The company signed Oscar Quintero, who performs under the name Kay Sedia and lives in Los Angeles, as the tour’s drag hostess, and hired local drag artists to perform with her in each city. (Taco Bell declined to say how much the tour cost and how much the talent was paid.) The performers have taken care to keep their language and material fairly clean and nonpolitical.

“I have a ton of people on social media who are across the political and religious spectrum, and yet they find it in their hearts to enjoy my work,” Mr. Quintero said. “When people start to get political, I just say: ‘Allow me to be an escape.’ ”

Drag’s relationship with dining goes back to the mid-20th century, when drag revues in bars and restaurants catered to predominantly straight audiences. Mr. Jeffreys, the historian, estimates that drag brunches began in the early 1990s, during the second decade of the AIDS crisis. Perry’s, a restaurant in the Adams Morgan neighborhood of Washington, D.C., has hosted a drag brunch since 1991, and it remains popular.

Today, drag brunch is an essential weekend outing in many cities, a draw for bachelorette and birthday parties. Food and drag continue to intersect in new ways, from meal-delivery services to sausage-making parties.

To some keepers of drag history, Taco Bell’s brunch is the commercial torpedo that finally sinks a subversive art form.

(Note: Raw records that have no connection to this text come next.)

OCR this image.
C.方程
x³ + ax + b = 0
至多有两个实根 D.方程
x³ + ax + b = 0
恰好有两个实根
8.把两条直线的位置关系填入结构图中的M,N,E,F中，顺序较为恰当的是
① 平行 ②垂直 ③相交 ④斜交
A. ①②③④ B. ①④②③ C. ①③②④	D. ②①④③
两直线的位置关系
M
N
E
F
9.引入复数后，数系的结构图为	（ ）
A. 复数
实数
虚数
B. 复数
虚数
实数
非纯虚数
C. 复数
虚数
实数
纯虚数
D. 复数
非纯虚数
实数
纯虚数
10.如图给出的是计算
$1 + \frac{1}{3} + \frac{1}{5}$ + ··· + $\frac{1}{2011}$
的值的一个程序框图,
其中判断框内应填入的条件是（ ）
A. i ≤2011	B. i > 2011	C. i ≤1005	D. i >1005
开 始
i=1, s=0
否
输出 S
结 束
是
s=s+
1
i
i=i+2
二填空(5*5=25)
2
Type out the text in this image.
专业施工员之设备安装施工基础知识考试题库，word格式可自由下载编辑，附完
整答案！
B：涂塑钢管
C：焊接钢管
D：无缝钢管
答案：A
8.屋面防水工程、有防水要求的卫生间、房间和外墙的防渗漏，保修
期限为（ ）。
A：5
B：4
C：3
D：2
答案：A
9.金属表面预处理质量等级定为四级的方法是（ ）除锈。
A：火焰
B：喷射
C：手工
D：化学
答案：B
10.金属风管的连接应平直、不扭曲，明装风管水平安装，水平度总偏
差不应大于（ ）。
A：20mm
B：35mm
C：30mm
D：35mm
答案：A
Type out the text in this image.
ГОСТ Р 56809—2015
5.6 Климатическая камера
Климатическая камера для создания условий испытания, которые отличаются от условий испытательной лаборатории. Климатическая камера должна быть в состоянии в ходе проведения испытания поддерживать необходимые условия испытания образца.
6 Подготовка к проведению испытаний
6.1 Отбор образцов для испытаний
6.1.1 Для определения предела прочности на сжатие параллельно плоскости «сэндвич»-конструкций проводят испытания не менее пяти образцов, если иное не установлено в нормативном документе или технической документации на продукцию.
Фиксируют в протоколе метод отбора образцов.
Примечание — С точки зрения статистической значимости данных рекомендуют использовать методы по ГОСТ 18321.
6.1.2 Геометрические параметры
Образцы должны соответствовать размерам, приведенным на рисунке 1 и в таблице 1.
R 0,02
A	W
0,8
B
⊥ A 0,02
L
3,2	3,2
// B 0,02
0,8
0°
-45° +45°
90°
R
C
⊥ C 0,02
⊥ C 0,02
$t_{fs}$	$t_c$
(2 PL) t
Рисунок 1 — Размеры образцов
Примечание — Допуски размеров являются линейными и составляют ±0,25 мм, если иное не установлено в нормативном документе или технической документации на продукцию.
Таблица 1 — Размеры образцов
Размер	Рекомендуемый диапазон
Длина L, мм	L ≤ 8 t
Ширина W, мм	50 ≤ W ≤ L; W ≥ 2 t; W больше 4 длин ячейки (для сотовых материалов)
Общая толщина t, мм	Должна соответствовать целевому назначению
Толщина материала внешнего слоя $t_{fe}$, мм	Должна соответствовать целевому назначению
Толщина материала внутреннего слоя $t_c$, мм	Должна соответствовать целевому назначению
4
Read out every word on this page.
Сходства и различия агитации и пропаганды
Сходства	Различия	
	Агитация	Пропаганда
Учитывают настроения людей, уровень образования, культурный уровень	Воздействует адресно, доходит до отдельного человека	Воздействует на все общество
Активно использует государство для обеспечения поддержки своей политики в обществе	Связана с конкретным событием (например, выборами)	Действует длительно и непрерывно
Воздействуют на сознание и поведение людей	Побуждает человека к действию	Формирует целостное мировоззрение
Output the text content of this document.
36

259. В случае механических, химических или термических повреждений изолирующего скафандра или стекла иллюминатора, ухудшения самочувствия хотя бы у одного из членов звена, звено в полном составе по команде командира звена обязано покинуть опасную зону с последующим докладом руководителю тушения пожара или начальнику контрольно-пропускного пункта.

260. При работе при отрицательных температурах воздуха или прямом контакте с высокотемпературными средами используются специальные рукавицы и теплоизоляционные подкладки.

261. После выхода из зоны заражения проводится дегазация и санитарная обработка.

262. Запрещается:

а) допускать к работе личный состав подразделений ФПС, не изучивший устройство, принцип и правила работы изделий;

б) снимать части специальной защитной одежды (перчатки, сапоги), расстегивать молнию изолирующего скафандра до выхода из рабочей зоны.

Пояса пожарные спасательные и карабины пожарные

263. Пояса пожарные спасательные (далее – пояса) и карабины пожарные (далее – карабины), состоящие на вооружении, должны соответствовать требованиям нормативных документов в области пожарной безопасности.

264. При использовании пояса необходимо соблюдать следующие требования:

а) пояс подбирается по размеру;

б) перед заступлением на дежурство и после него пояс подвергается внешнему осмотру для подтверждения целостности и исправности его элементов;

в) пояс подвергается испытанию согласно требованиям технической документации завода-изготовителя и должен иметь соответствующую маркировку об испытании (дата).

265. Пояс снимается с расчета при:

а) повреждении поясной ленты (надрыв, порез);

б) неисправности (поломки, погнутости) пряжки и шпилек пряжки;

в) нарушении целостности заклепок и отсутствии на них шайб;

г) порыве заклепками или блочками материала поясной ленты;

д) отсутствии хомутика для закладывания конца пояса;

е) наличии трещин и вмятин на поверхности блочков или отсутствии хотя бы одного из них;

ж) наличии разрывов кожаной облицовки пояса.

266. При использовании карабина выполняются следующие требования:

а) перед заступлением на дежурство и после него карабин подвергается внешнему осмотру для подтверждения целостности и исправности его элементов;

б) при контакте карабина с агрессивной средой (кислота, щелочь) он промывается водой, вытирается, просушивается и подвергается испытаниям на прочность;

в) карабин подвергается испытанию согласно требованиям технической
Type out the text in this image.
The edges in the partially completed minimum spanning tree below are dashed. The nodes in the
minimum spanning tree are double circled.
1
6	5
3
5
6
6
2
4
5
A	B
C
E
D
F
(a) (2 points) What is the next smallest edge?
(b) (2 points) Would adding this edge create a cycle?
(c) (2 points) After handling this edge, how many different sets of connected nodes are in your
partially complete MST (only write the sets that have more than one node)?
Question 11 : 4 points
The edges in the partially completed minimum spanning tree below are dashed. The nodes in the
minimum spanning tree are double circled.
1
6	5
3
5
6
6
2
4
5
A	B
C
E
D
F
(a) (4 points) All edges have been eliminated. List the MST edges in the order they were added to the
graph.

But others feel that ship has long sailed. Drag is now squarely in the mainstream, said Harry James Hanson, a co-author of “Legends of Drag,” a new book featuring photographic portraits of drag elders.

“When it comes to working a corporate drag brunch, that is squarely in drag queens’ wheelhouse,” Mr. Hanson said. “They are those cultural ambassadors.”

Perhaps that’s what is happening at Taco Bell. After all, the company is introducing drag to audiences who might not otherwise go to a drag show if the invitation weren’t from Taco Bell.

Blake Hundley, a 25-year-old straight father, said he drove three hours from his home in Dubuque, Iowa, to be first in line for the second of two Chicago shows — no surprise, considering that he runs a Taco Bell fan site, LivingMas.com, and eats at Taco Bell three times a week “at a minimum.”

After the show, Mr. Hundley said that his first drag brunch was a blast, and that he’d return if the fast-food chain hosted another. “My life is about Taco Bell,” he said.

If not everyone is as thrilled about its shows, the company is fine with that. Drag brunch “is not about politics or worrying about backlash,” said Sean Tresvant, Taco Bell’s global chief brand officer. “It’s about being authentic.”